The Russian army in 2019 will for the first time receive reconnaissance-shock drones, Shoigu said.
The minister noted that over the six years, 38 military units had been formed, which were armed with more than 2,000 modern unmanned aerial vehicles.
Shoigu also told how the army had managed to significantly reduce the number of weapon failures over six years. "Military representative offices have been revived in their modern form. Thus, the quality control of products by defense companies has been strengthened. The number of failures of new weapons and equipment has been reduced 2.7 times", the minister said.
He recalled that by the beginning of the 2010s, the staff of military representative offices had been greatly reduced, with their functions being partially transferred of the producers' own departments.
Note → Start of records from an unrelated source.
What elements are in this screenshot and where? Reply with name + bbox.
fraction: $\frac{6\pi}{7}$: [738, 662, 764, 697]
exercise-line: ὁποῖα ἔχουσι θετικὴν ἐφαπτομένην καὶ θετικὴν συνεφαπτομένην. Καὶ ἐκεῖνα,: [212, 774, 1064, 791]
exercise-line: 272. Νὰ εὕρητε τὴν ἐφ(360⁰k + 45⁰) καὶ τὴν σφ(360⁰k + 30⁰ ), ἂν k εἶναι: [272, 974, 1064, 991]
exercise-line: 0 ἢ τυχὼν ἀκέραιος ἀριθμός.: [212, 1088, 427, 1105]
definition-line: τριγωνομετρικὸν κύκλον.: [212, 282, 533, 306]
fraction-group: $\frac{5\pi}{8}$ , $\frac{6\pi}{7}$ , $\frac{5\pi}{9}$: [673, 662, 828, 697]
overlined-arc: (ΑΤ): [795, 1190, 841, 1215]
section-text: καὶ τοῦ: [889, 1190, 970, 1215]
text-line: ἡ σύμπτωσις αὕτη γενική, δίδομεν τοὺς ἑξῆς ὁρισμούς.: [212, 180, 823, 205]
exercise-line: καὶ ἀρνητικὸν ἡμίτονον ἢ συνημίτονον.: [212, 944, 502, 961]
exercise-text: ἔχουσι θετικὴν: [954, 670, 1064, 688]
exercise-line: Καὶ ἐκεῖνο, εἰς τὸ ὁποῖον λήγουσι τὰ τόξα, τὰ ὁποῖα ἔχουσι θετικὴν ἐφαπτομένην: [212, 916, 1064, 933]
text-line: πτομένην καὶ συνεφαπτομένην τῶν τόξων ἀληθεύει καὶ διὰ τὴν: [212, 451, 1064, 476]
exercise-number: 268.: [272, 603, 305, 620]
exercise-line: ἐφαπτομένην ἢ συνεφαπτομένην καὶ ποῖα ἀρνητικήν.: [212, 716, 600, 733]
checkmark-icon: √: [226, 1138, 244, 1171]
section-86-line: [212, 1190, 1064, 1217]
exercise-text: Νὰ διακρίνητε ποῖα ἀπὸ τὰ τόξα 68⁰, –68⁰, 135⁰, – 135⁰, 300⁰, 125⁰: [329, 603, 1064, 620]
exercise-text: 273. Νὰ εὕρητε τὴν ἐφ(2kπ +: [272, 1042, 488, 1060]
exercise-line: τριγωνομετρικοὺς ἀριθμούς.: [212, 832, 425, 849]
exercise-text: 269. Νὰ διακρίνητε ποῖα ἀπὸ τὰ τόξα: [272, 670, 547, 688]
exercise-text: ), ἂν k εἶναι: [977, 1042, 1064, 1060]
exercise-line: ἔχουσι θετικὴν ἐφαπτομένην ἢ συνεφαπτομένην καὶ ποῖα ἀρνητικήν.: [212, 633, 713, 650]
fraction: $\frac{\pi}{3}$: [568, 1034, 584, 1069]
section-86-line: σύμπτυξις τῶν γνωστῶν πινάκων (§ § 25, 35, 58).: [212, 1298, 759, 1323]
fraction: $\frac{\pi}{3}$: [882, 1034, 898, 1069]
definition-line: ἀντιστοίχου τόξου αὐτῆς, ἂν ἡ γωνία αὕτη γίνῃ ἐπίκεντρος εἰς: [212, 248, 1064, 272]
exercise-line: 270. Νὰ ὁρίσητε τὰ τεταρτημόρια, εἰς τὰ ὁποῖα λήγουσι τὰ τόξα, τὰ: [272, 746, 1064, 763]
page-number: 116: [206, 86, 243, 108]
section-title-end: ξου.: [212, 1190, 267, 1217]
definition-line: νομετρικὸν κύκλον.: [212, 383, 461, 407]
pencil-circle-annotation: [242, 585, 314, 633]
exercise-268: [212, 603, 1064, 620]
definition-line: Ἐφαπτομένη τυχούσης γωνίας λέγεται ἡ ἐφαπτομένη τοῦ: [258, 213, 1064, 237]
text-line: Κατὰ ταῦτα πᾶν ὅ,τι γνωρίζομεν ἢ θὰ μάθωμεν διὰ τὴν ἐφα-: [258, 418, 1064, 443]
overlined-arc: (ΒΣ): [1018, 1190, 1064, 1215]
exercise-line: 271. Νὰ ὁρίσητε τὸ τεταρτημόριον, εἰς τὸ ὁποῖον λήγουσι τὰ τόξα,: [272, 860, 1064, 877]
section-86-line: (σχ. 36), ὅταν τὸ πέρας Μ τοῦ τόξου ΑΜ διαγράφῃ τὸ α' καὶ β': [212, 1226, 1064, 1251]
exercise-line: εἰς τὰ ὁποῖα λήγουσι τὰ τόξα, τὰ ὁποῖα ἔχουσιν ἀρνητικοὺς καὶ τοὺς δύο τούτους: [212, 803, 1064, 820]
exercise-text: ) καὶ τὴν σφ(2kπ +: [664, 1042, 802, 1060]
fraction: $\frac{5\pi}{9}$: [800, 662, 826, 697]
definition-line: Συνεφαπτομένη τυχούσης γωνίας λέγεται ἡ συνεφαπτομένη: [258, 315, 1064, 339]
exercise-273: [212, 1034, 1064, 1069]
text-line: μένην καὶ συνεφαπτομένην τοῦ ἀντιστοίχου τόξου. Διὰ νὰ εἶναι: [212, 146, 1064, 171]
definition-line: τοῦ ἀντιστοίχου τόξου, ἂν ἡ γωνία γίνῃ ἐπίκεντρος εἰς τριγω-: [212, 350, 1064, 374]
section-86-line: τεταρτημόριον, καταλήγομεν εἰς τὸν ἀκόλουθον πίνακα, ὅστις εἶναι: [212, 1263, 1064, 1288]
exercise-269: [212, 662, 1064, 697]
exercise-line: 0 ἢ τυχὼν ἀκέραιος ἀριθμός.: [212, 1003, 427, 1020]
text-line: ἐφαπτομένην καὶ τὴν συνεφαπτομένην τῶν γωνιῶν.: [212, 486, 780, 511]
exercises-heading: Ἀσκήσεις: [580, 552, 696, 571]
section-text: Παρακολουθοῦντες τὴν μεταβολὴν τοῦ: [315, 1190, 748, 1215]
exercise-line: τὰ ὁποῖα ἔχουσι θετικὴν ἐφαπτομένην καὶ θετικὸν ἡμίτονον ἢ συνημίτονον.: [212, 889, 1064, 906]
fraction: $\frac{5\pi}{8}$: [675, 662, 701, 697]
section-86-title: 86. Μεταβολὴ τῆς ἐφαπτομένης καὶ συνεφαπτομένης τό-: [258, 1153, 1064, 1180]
However, their number began to increase again in 2013. In addition, Shoigu criticized the army's previous outsourcing system.
"In fact, outsourcing developed only where it brought a good income and there were no obligations", he added. Today, the situation has changed dramatically, Shoigu noted.
"The repair shops restored at the arsenals in the current year alone brought back to operation 550,000 missiles and ammunition units. Their purchase would have cost the budget 63 billion rubles", the minister noted.
Growth of Army Confidence
Since 2012, the number of Russians negatively assessing the activities of the Russian Armed Forces has decreased to 7 percent from 31 percent, Shoigu said.
"Opinion polls conducted over the past 2-3 years show that about 90 percent of the country's population trusts the Russian army", he said.
The changing attitude also affected the growth in the number of contract servicemen in the Armed Forces. Since 2012, their number more than doubled almost to 400,000. According to Shoigu, now in each regiment and brigade, two battalions are staffed with contract servicemen, and the third with conscripts.
"At the same time, conscripts are not involved in the performance of combat missions", the general explained. A total of 136 battalion tactical groups in the Russian army are staffed by contract soldiers exclusively, Shoigu noted.